Tenable warns AI outpacing security, widening risk gap

Tenable has published new research warning that organisations are accumulating cloud and AI security exposure faster than they can reduce it, as AI adoption and software supply chains open new routes for attackers.

It calls this a "zero-margin AI exposure gap", arguing that engineering speed has outpaced security teams' ability to assess, prioritise and fix risk before attackers can take advantage.

The report examines risk across AI security posture, software supply chain weaknesses, privilege management and cloud workload exposure. It notes that security teams often struggle to bring these areas into a single view, leaving gaps across applications, infrastructure, identities, agents and data.

One finding focuses on workloads that still carry known, exploited critical vulnerabilities: 82% of organisations run workloads with critical CVEs that are already being exploited. That suggests many firms still have patching and configuration work outstanding for issues attackers already know how to target.

Supply Chain Risk

Software supply chain exposure features heavily in the research. It reports that 86% of organisations host third-party code packages with critical-severity vulnerabilities, and 13% have deployed packages with a known history of compromise.

AI adoption in application stacks and infrastructure is also showing up through third-party components. According to the report, 70% of organisations have integrated at least one AI or Model Context Protocol third-party package. These components often sit outside central security oversight, complicating governance and incident response.

The report cites examples of compromised packages, including the s1ngularity and Shai-Hulud worms. It argues that the same supply chain risks affecting general software development can also travel with AI-related components.

Identity Controls

Identity and access management is another major contributor to exposure. The report says non-human identities, such as AI agents and service accounts, now represent higher risk than human users, with the split at 52% for non-human identities and 37% for human identities.

It also points to permission sets that expand attacker movement once an account is compromised. Tenable describes these as "toxic combinations" of access, which can arise as privileges accumulate across cloud services and tools.

AI services can also end up with elevated permissions. Tenable reports that 18% of organisations have granted AI services administrative permissions that are rarely audited, creating a "pre-packaged" catalogue of privileges attackers could claim if they gain access.

Credentials and secrets management remains a persistent weakness. The report says 65% of organisations have "ghost" secrets-unused or unrotated cloud credentials-and that 17% of these are tied to critical administrative privileges.

Privilege creep also intersects with inactivity and account sprawl. According to the research, 49% of identities with critical-severity excessive permissions are dormant, which can make detection harder if attackers take over an account few people monitor.

Attack Paths

Tenable argues that these issues create "invisible attack paths" across cloud estates, allowing attackers to move quietly through cloud environments and reach critical systems quickly, sometimes before defenders recognise a breach.

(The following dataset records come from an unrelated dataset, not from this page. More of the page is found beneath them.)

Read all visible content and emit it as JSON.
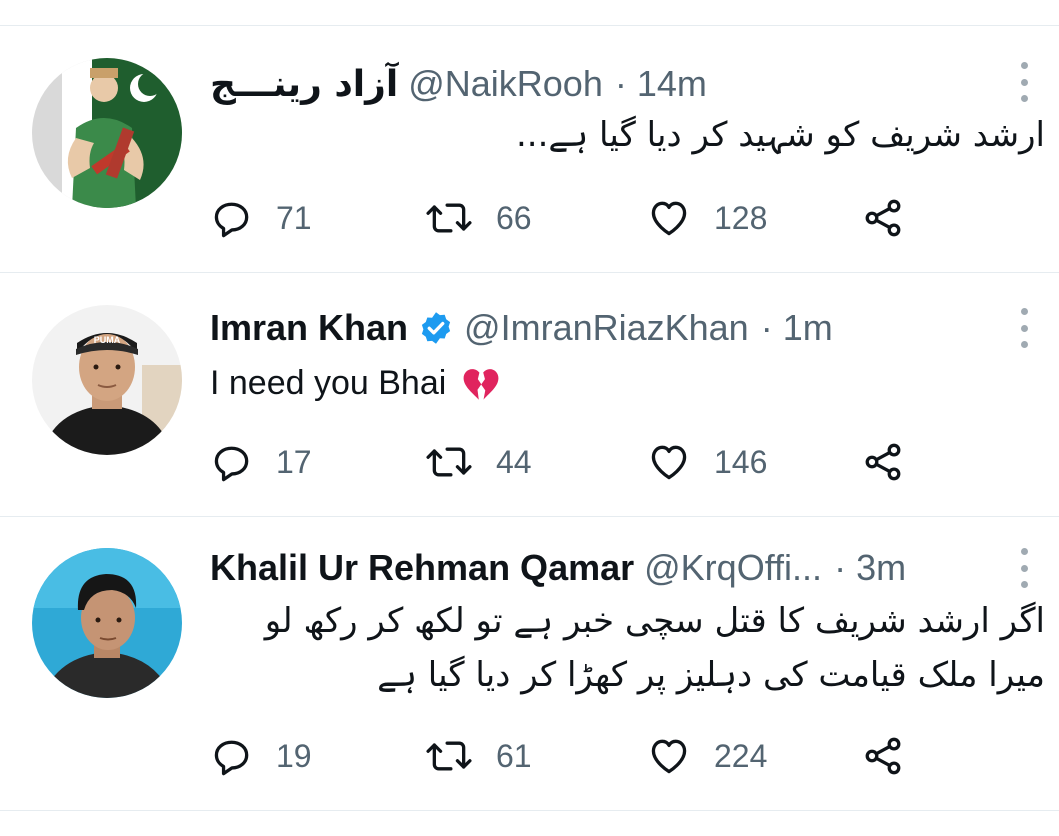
{
  "tweets": [
    {
      "display_name": "آزاد رینـــج",
      "handle": "@NaikRooh",
      "separator": "·",
      "time": "14m",
      "text": "ارشد شریف کو شہید کر دیا گیا ہے...",
      "replies": "71",
      "retweets": "66",
      "likes": "128"
    },
    {
      "display_name": "Imran Khan",
      "handle": "@ImranRiazKhan",
      "separator": "·",
      "time": "1m",
      "text": "I need you Bhai",
      "emoji": "broken-heart",
      "verified": true,
      "replies": "17",
      "retweets": "44",
      "likes": "146"
    },
    {
      "display_name": "Khalil Ur Rehman Qamar",
      "handle": "@KrqOffi...",
      "separator": "·",
      "time": "3m",
      "text_line1": "اگر ارشد شریف کا قتل سچی خبر ہے تو لکھ کر رکھ لو",
      "text_line2": "میرا ملک قیامت کی دہلیز پر کھڑا کر دیا گیا ہے",
      "replies": "19",
      "retweets": "61",
      "likes": "224"
    }
  ],
  "colors": {
    "text": "#0f1419",
    "secondary": "#536471",
    "verified": "#1d9bf0",
    "divider": "#e6ecf0",
    "broken_heart": "#e0245e"
  },
  "icons": [
    "reply-icon",
    "retweet-icon",
    "like-icon",
    "share-icon",
    "more-icon",
    "verified-badge-icon"
  ]
}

In that context, it positions the AI exposure gap as a structural problem rather than a single vulnerability class, driven by the interaction of cloud scale, fast-moving development practices, third-party code and identity sprawl.

The research draws on anonymised telemetry from public cloud and enterprise environments collected from April to October 2025, with AI findings extended through December 2025. Tenable did not publish the names of organisations included in the telemetry.

Exposure Management

Tenable frames its findings through exposure management, which it describes as a way to identify, evaluate and prioritise risks across attacker entry points. That includes vulnerabilities, misconfigurations, excessive privileges, cloud security gaps, and assets introduced by AI and third-party supply chains.

On remediation, the report emphasises improved visibility and identity-centric controls around AI integration. It also highlights least-privilege enforcement for AI roles, removal of dormant risk and reducing static secret exposure. Unified visibility across code packages, virtual machines, identity access and cloud services is presented as a way to reduce exposure tied to external software and accounts.

One section argues that governance has not kept pace with the growth of AI components in production systems, creating new exposures outside established security processes.

"AI systems embedded in infrastructure pose a critical risk that CISOs and defenders must address, in addition to anticipating emerging threats from both AI and cloud technologies. Lack of visibility and governance means teams are at the mercy of new exposures, including over-privileged identities in the cloud," said Liat Hayun, Senior Vice President of Product Management and Research at Tenable.

"By focusing on the unified exposure path, organisations can stop managing 'security debt' and start managing actual business risk," Hayun added.